Availability of data and materials

The raw and analyzed datasets of this study are not publicly available as participants of this study did not agree for their data to be shared publicly. Aggregated study results will be available from corresponding author on reasonable request.


The intervention in this study aims to improve decision quality for or against knee replacement. Therefore, the primary outcome parameter was chosen accordingly. However, the intervention also aims to improve the transfer/integration of the German guideline recommendations for the indication of TKA into routine care and therefore, also to improve the quality of the indication.

Strength and limitations

The generalizability of the study results is subject to several limitations. Patients not familiar with digital interventions may need a study staff member to assist during input into the digital data collection forms. This may limit the pragmatic implementation of the intervention and external validity of the study. The acceptance of the intervention by patients and physicians will be investigated as supporting research, but currently there is only limited knowledge about the acceptance of a digital intervention into routine care based on the previous feasibility studies. This may affect the recruiting phase.
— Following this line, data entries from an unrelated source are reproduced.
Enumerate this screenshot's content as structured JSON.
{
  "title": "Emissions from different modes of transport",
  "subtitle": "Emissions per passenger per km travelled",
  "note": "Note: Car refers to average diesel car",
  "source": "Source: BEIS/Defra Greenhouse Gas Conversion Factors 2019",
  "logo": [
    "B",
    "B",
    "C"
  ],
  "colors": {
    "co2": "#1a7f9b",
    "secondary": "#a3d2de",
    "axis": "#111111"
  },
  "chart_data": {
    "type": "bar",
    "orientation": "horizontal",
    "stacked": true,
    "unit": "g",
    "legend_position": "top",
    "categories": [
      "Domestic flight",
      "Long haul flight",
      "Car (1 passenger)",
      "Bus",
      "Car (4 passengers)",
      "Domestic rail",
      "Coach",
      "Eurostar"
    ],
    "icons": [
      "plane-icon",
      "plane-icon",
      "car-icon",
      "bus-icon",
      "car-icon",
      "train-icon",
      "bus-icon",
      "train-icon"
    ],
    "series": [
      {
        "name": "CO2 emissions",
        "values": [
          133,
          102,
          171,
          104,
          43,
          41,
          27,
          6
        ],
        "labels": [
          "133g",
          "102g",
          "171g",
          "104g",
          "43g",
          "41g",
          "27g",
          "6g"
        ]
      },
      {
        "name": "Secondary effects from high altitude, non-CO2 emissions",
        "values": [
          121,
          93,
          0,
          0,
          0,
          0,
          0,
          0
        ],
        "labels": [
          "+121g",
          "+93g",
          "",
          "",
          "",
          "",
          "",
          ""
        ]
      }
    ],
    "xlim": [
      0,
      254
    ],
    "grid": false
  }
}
We have developed a new decision tool to guide the shard decision process and assume to address all of the key elements provided by Riddle, Sando [36]: (1) situations diagnosis, (2) choice awareness, (3) option clarification, (4) discussion of harms and benefits, (5) deliberation of patient preferences and (6) making the decision. Furthermore, this study investigates four out of five core domains of the preliminary core domain set of outcomes for SDM interventions [53]. This includes the investigation of (1) knowledge, (2) concordance between treatment options and preferences, (3) satisfaction with the decision making-process (4) adherence to the chosen option. The assessment of confidence in the decision made is not integrated in this study.
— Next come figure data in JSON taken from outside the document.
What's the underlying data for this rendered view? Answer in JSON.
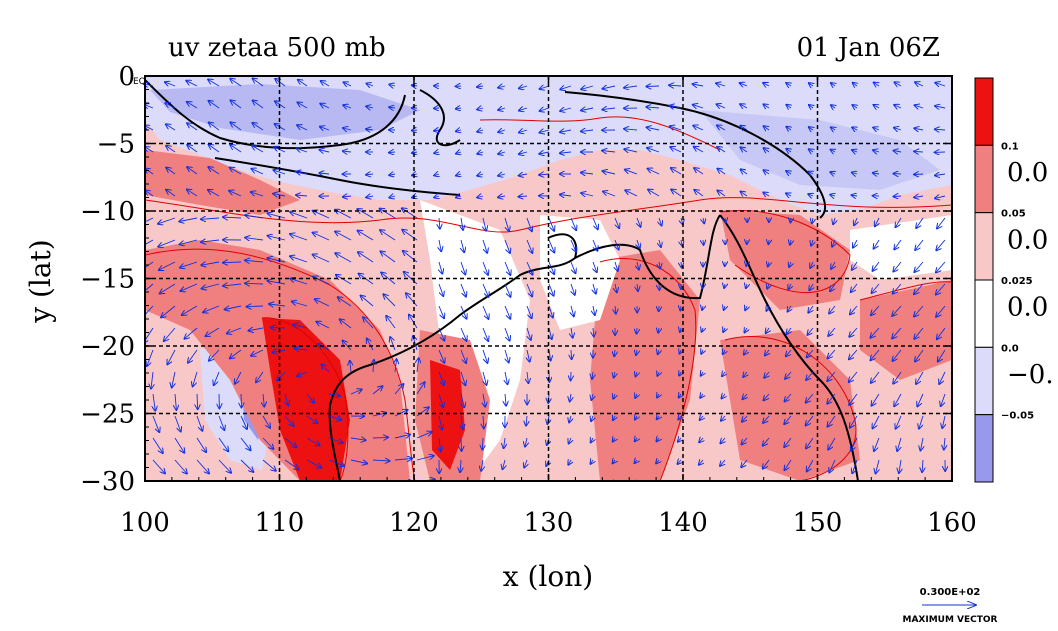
{
  "chart_data": {
    "type": "heatmap",
    "title": "uv zetaa 500 mb",
    "time_label": "01 Jan 06Z",
    "xlabel": "x (lon)",
    "ylabel": "y (lat)",
    "xlim": [
      100,
      160
    ],
    "ylim": [
      -30,
      0
    ],
    "x_ticks": [
      "100",
      "110",
      "120",
      "130",
      "140",
      "150",
      "160"
    ],
    "y_ticks": [
      "0",
      "−5",
      "−10",
      "−15",
      "−20",
      "−25",
      "−30"
    ],
    "x_tick_values": [
      100,
      110,
      120,
      130,
      140,
      150,
      160
    ],
    "y_tick_values": [
      0,
      -5,
      -10,
      -15,
      -20,
      -25,
      -30
    ],
    "corner_label": "EQ",
    "grid": true,
    "colorbar": {
      "small_labels": [
        "0.1",
        "0.05",
        "0.025",
        "0.0",
        "−0.05"
      ],
      "large_labels": [
        "0.0",
        "0.0",
        "0.0",
        "−0."
      ],
      "bins": [
        {
          "color": "#ee1111"
        },
        {
          "color": "#f08080"
        },
        {
          "color": "#f8c8c8"
        },
        {
          "color": "#ffffff"
        },
        {
          "color": "#dcdcfa"
        },
        {
          "color": "#9898ec"
        }
      ]
    },
    "vector_legend": {
      "value": "0.300E+02",
      "label": "MAXIMUM VECTOR"
    },
    "colors": {
      "contour": "#e00000",
      "vector": "#1030e0",
      "coast": "#000000",
      "grid": "#000000"
    }
  }
}
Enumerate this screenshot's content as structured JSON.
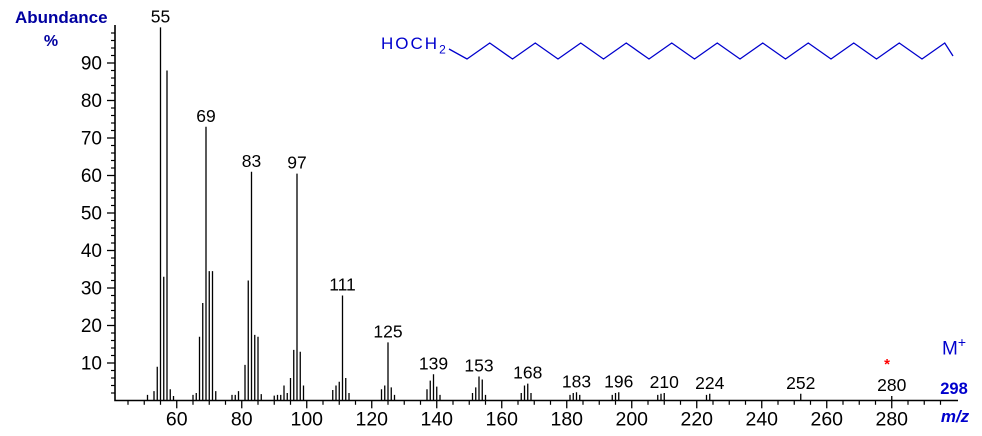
{
  "header": {
    "title": "Abundance",
    "unit_label": "%"
  },
  "structure": {
    "formula_main": "HOCH",
    "formula_sub": "2",
    "description": "long zigzag carbon chain (fatty alcohol)",
    "color": "#0000CD"
  },
  "molecular_ion": {
    "symbol": "M",
    "charge": "+",
    "mass_label": "298",
    "star": "*",
    "star_color": "#FF0000",
    "color": "#0000CD"
  },
  "axis_labels": {
    "x": "m/z"
  },
  "chart_data": {
    "type": "bar",
    "title": "Mass spectrum (electron impact) of a long-chain primary alcohol",
    "xlabel": "m/z",
    "ylabel": "Abundance %",
    "xlim": [
      41,
      301
    ],
    "ylim": [
      0,
      100
    ],
    "grid": false,
    "x_major_ticks": [
      60,
      80,
      100,
      120,
      140,
      160,
      180,
      200,
      220,
      240,
      260,
      280
    ],
    "x_minor_tick_step": 5,
    "y_major_ticks": [
      10,
      20,
      30,
      40,
      50,
      60,
      70,
      80,
      90
    ],
    "y_minor_tick_step": 2,
    "peaks": [
      [
        51,
        1.5
      ],
      [
        53,
        2.5
      ],
      [
        54,
        9
      ],
      [
        55,
        99.5
      ],
      [
        56,
        33
      ],
      [
        57,
        88
      ],
      [
        58,
        3
      ],
      [
        59,
        1.2
      ],
      [
        65,
        1.5
      ],
      [
        66,
        2
      ],
      [
        67,
        17
      ],
      [
        68,
        26
      ],
      [
        69,
        73
      ],
      [
        70,
        34.5
      ],
      [
        71,
        34.5
      ],
      [
        72,
        2.5
      ],
      [
        77,
        1.5
      ],
      [
        78,
        1.5
      ],
      [
        79,
        2.5
      ],
      [
        81,
        9.5
      ],
      [
        82,
        32
      ],
      [
        83,
        61
      ],
      [
        84,
        17.5
      ],
      [
        85,
        17
      ],
      [
        86,
        1.7
      ],
      [
        90,
        1.3
      ],
      [
        91,
        1.5
      ],
      [
        92,
        1.5
      ],
      [
        93,
        4
      ],
      [
        94,
        2
      ],
      [
        95,
        6
      ],
      [
        96,
        13.5
      ],
      [
        97,
        60.5
      ],
      [
        98,
        13
      ],
      [
        99,
        4
      ],
      [
        108,
        2.8
      ],
      [
        109,
        4
      ],
      [
        110,
        5
      ],
      [
        111,
        28
      ],
      [
        112,
        6
      ],
      [
        113,
        2
      ],
      [
        123,
        3
      ],
      [
        124,
        4
      ],
      [
        125,
        15.5
      ],
      [
        126,
        3.5
      ],
      [
        127,
        1.5
      ],
      [
        137,
        3
      ],
      [
        138,
        5.3
      ],
      [
        139,
        7
      ],
      [
        140,
        3.7
      ],
      [
        141,
        1.5
      ],
      [
        151,
        2
      ],
      [
        152,
        3.5
      ],
      [
        153,
        6.4
      ],
      [
        154,
        5.6
      ],
      [
        155,
        1.5
      ],
      [
        166,
        2
      ],
      [
        167,
        4
      ],
      [
        168,
        4.5
      ],
      [
        169,
        2
      ],
      [
        181,
        1.5
      ],
      [
        182,
        2
      ],
      [
        183,
        2.2
      ],
      [
        184,
        1.5
      ],
      [
        194,
        1.5
      ],
      [
        195,
        2
      ],
      [
        196,
        2.2
      ],
      [
        208,
        1.5
      ],
      [
        209,
        1.8
      ],
      [
        210,
        2
      ],
      [
        223,
        1.5
      ],
      [
        224,
        1.8
      ],
      [
        252,
        1.8
      ],
      [
        280,
        1.2
      ]
    ],
    "labeled_peaks": [
      55,
      69,
      83,
      97,
      111,
      125,
      139,
      153,
      168,
      183,
      196,
      210,
      224,
      252,
      280
    ]
  }
}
Methodological considerations

Compared to conventional parallel cluster randomized controlled trial (cRCT), the choice of the stepped wedges design has a higher risk of bias due to time effects from the staggered nature of the roll-out [54] e.g. if there are secular trends associated with the study outcome [55]. Furthermore, the risk for within-cluster contamination bias is higher than in conventional parallel cRCT [54]. However, we expect these effects to be minimal in this study because there is no knowledge about secular effects on the outcomes (e.g. decision quality and satisfaction) and, if the control phase is successfully implemented, the transition time and expense is minimal.
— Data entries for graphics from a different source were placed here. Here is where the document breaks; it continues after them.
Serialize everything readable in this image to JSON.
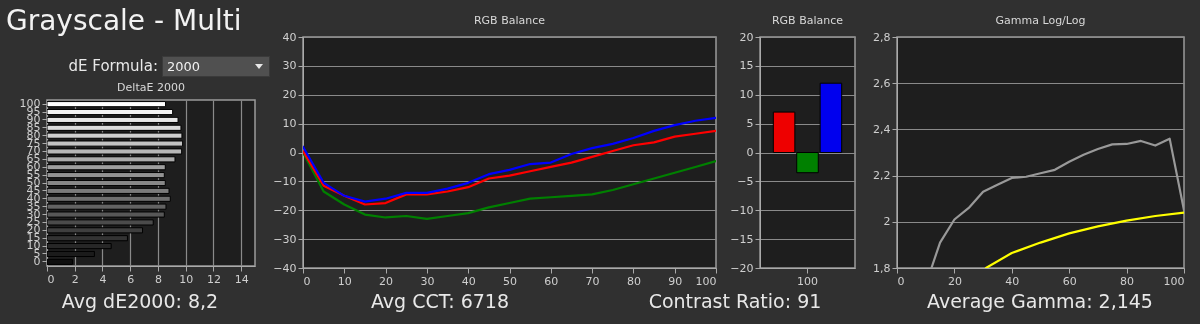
{
  "chart_data": [
    {
      "type": "other",
      "title": "Grayscale - Multi",
      "annotations": [
        "dE Formula:",
        "2000"
      ]
    },
    {
      "type": "bar",
      "orientation": "horizontal",
      "title": "DeltaE 2000",
      "annotations": [
        "Avg dE2000: 8,2"
      ],
      "categories": [
        "100",
        "95",
        "90",
        "85",
        "80",
        "75",
        "70",
        "65",
        "60",
        "55",
        "50",
        "45",
        "40",
        "35",
        "30",
        "25",
        "20",
        "15",
        "10",
        "5",
        "0"
      ],
      "values": [
        8.55,
        9.06,
        9.45,
        9.66,
        9.73,
        9.78,
        9.71,
        9.23,
        8.53,
        8.46,
        8.53,
        8.8,
        8.89,
        8.58,
        8.46,
        7.66,
        6.89,
        5.8,
        4.63,
        3.42,
        1.83
      ],
      "colors": [
        "#ffffff",
        "#f3f3f3",
        "#e7e7e7",
        "#dbdbdb",
        "#cfcfcf",
        "#c3c3c3",
        "#b7b7b7",
        "#ababab",
        "#9f9f9f",
        "#939393",
        "#878787",
        "#7b7b7b",
        "#6f6f6f",
        "#636363",
        "#575757",
        "#4b4b4b",
        "#3f3f3f",
        "#333333",
        "#272727",
        "#1b1b1b",
        "#0f0f0f"
      ],
      "xlim": [
        0,
        15
      ],
      "xticks": [
        0,
        2,
        4,
        6,
        8,
        10,
        12,
        14
      ],
      "grid": "x"
    },
    {
      "type": "line",
      "title": "RGB Balance",
      "annotations": [
        "Avg CCT: 6718",
        "Contrast Ratio: 91"
      ],
      "x": [
        0,
        5,
        10,
        15,
        20,
        25,
        30,
        35,
        40,
        45,
        50,
        55,
        60,
        65,
        70,
        75,
        80,
        85,
        90,
        95,
        100
      ],
      "series": [
        {
          "color": "#008000",
          "values": [
            0,
            -13.5,
            -18,
            -21.5,
            -22.5,
            -22,
            -23,
            -22,
            -21,
            -19,
            -17.5,
            -16,
            -15.5,
            -15,
            -14.5,
            -13,
            -11,
            -9,
            -7,
            -5,
            -3
          ]
        },
        {
          "color": "#ff0000",
          "values": [
            0.5,
            -11.5,
            -15,
            -18,
            -17.5,
            -14.5,
            -14.5,
            -13.5,
            -12,
            -9,
            -8,
            -6.5,
            -5,
            -3.5,
            -1.5,
            0.5,
            2.5,
            3.5,
            5.5,
            6.5,
            7.5
          ]
        },
        {
          "color": "#0000ff",
          "values": [
            2,
            -10.5,
            -15,
            -17,
            -16,
            -14,
            -14,
            -12.5,
            -10.5,
            -7.5,
            -6,
            -4,
            -3.5,
            -0.5,
            1.5,
            3,
            5,
            7.5,
            9.5,
            11,
            12
          ]
        }
      ],
      "xlim": [
        0,
        100
      ],
      "xticks": [
        0,
        10,
        20,
        30,
        40,
        50,
        60,
        70,
        80,
        90,
        100
      ],
      "ylim": [
        -40,
        40
      ],
      "yticks": [
        -40,
        -30,
        -20,
        -10,
        0,
        10,
        20,
        30,
        40
      ],
      "grid": "y"
    },
    {
      "type": "bar",
      "title": "RGB Balance",
      "categories": [
        "100"
      ],
      "series": [
        {
          "color": "#ee0000",
          "values": [
            7
          ]
        },
        {
          "color": "#008000",
          "values": [
            -3.5
          ]
        },
        {
          "color": "#0000ee",
          "values": [
            12
          ]
        }
      ],
      "ylim": [
        -20,
        20
      ],
      "yticks": [
        -20,
        -15,
        -10,
        -5,
        0,
        5,
        10,
        15,
        20
      ],
      "grid": "y"
    },
    {
      "type": "line",
      "title": "Gamma Log/Log",
      "annotations": [
        "Average Gamma: 2,145"
      ],
      "series": [
        {
          "color": "#999999",
          "x": [
            12,
            15,
            20,
            25,
            30,
            35,
            40,
            45,
            50,
            55,
            60,
            65,
            70,
            75,
            80,
            85,
            90,
            95,
            100
          ],
          "values": [
            1.8,
            1.91,
            2.01,
            2.06,
            2.13,
            2.16,
            2.19,
            2.195,
            2.21,
            2.225,
            2.26,
            2.29,
            2.315,
            2.335,
            2.337,
            2.35,
            2.33,
            2.36,
            2.05
          ]
        },
        {
          "color": "#ffff00",
          "x": [
            31,
            40,
            50,
            60,
            70,
            80,
            90,
            100
          ],
          "values": [
            1.8,
            1.865,
            1.91,
            1.95,
            1.98,
            2.005,
            2.025,
            2.04
          ]
        }
      ],
      "xlim": [
        0,
        100
      ],
      "xticks": [
        0,
        20,
        40,
        60,
        80,
        100
      ],
      "ylim": [
        1.8,
        2.8
      ],
      "yticks": [
        {
          "value": 1.8,
          "label": "1,8"
        },
        {
          "value": 2,
          "label": "2"
        },
        {
          "value": 2.2,
          "label": "2,2"
        },
        {
          "value": 2.4,
          "label": "2,4"
        },
        {
          "value": 2.6,
          "label": "2,6"
        },
        {
          "value": 2.8,
          "label": "2,8"
        }
      ],
      "grid": "y"
    }
  ]
}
The power calculation was based on Monte Carlo simulation since analytical solutions for stepped wedged designs drawing on nonlinear statistical models have not yet been established [56]. The systematic review of Eichner, Groenwold [57] shows concerns about reaching the sample size with the stepped wedge design. However, we assume that the advantages outweigh these considerations. To counteract the threat of not reaching a sufficiently large sample size, we made careful arrangements with the study sites before the start of the study.

Future research and perspective

In case of a successful evaluation, the web application will be further developed to allow the collection of follow-up data via web-based survey and return summary of individual's own postoperative results compared to the overall cohort. There is a high potential for transferring the intervention into routine practice if the evaluation is positive, as the intervention is complex but also pragmatic.